A tribo de Levi é, de acordo com Números 3:6 seguintes, designada para ministrar a Arão e para manter o seu encargo e o da congregação diante da "tenda de reunião", para fazer o serviço do tabernáculo. Para toda a obra necessária relacionada com o santuário, os levitas são "inteiramente entregues a Arão em nome dos filhos de Israel.
"Era claro que estava de acordo com a ideia patriarcal de que cada clã deveria ter um chefe hereditário. Aqui, no entanto, uma regra arbitrária se aplica. Pois Aaron não era chefe da primogenitura da tribo de Levi. Ele pertencia a uma família mais jovem de A tribo. Os arranjos feitos por Moisés como representante de Deus substituíram a sucessão pelo direito de primogenitura. E este não é de forma alguma o único caso em que uma lei geralmente obedecida foi violada.

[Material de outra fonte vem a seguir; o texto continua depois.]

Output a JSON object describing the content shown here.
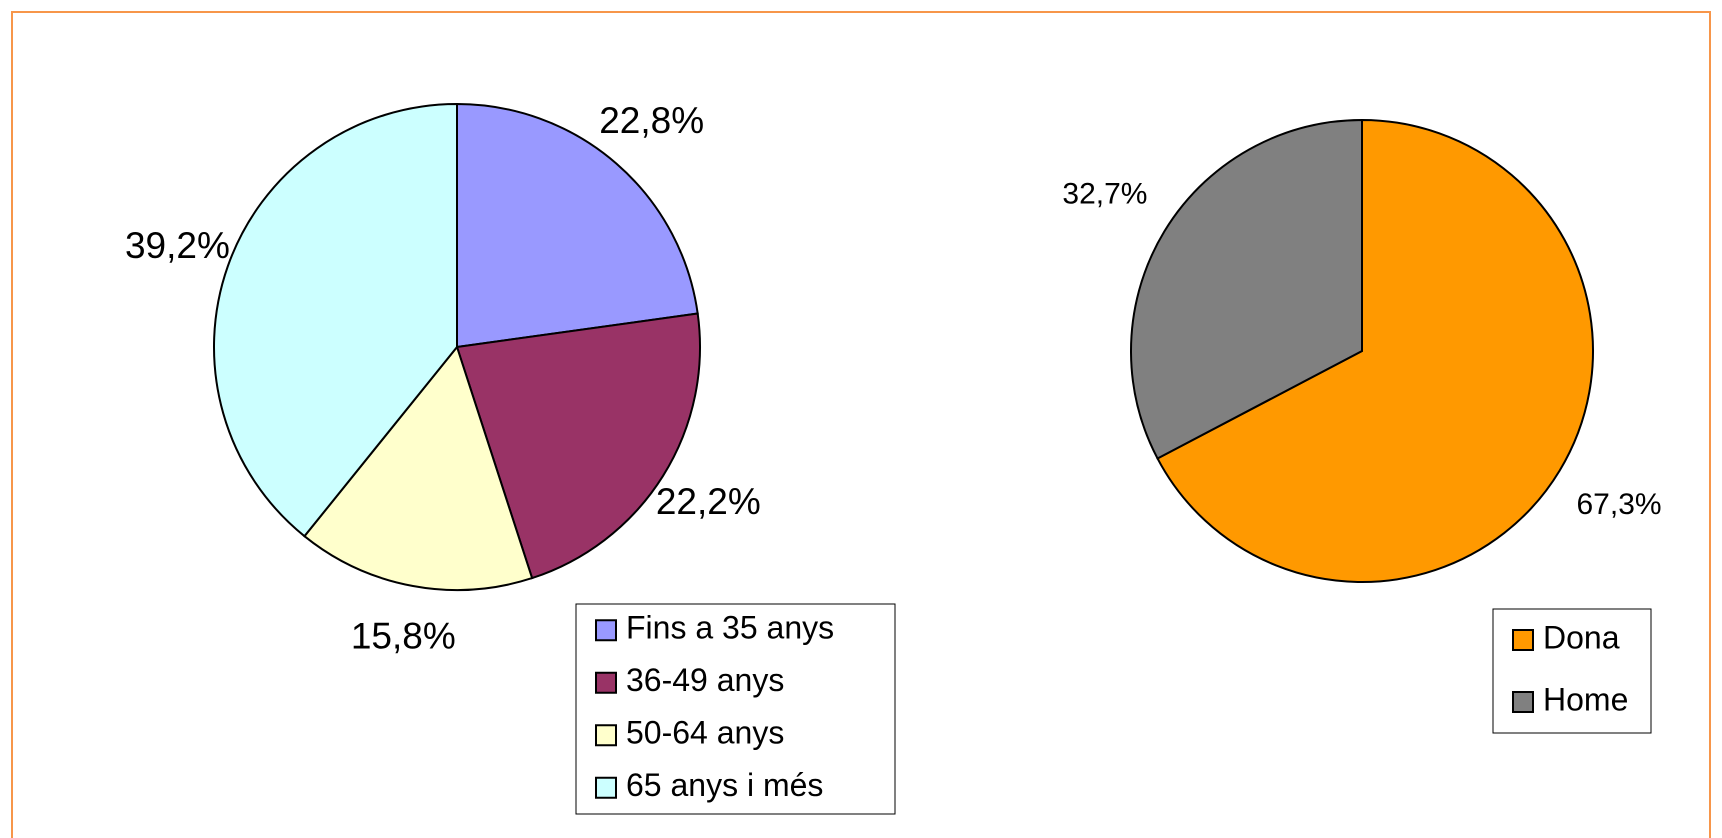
{
  "chart_data": [
    {
      "type": "pie",
      "categories": [
        "Fins a 35 anys",
        "36-49 anys",
        "50-64 anys",
        "65 anys i més"
      ],
      "values": [
        22.8,
        22.2,
        15.8,
        39.2
      ],
      "value_labels": [
        "22,8%",
        "22,2%",
        "15,8%",
        "39,2%"
      ],
      "colors": [
        "#9999ff",
        "#993366",
        "#ffffcc",
        "#ccffff"
      ],
      "legend": "bottom-right"
    },
    {
      "type": "pie",
      "categories": [
        "Dona",
        "Home"
      ],
      "values": [
        67.3,
        32.7
      ],
      "value_labels": [
        "67,3%",
        "32,7%"
      ],
      "colors": [
        "#ff9900",
        "#808080"
      ],
      "legend": "bottom-right"
    }
  ]
}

De acordo com a história, o sumo sacerdócio não seguia invariavelmente a linha de Eleazar. A certa altura, um descendente de Ithamar foi, por algum motivo, elevado à dignidade. Samuel também se tornou virtualmente um sacerdote e subiu mais alto do que qualquer sumo sacerdote antes do cativeiro, embora ele nem mesmo fosse da tribo de Levi. A lei da dotação espiritual em seu caso coloca o outro de lado. E nem sempre é assim? O curso da providência apresenta o homem que pode guiar os negócios.
Enquanto seu trabalho dura, ele é praticamente supremo. É inútil questionar ou se rebelar. Nem na religião nem no governo pode o apelo ao direito divino ou à ordem constitucional alterar o fato. Coré não precisa se revoltar contra Moisés; nem pode Aaron imaginar que ele pode se empurrar para a frente. E Arão, como chefe da tribo de Levi e da administração religiosa, está seguro em sua própria posição, contanto que seu cargo seja bem servido. É para a responsabilidade que ele é chamado, ao invés de para honrar. Deixe-o cumprir seu dever, caso contrário, ele certamente se tornará apenas um nome ou uma figura.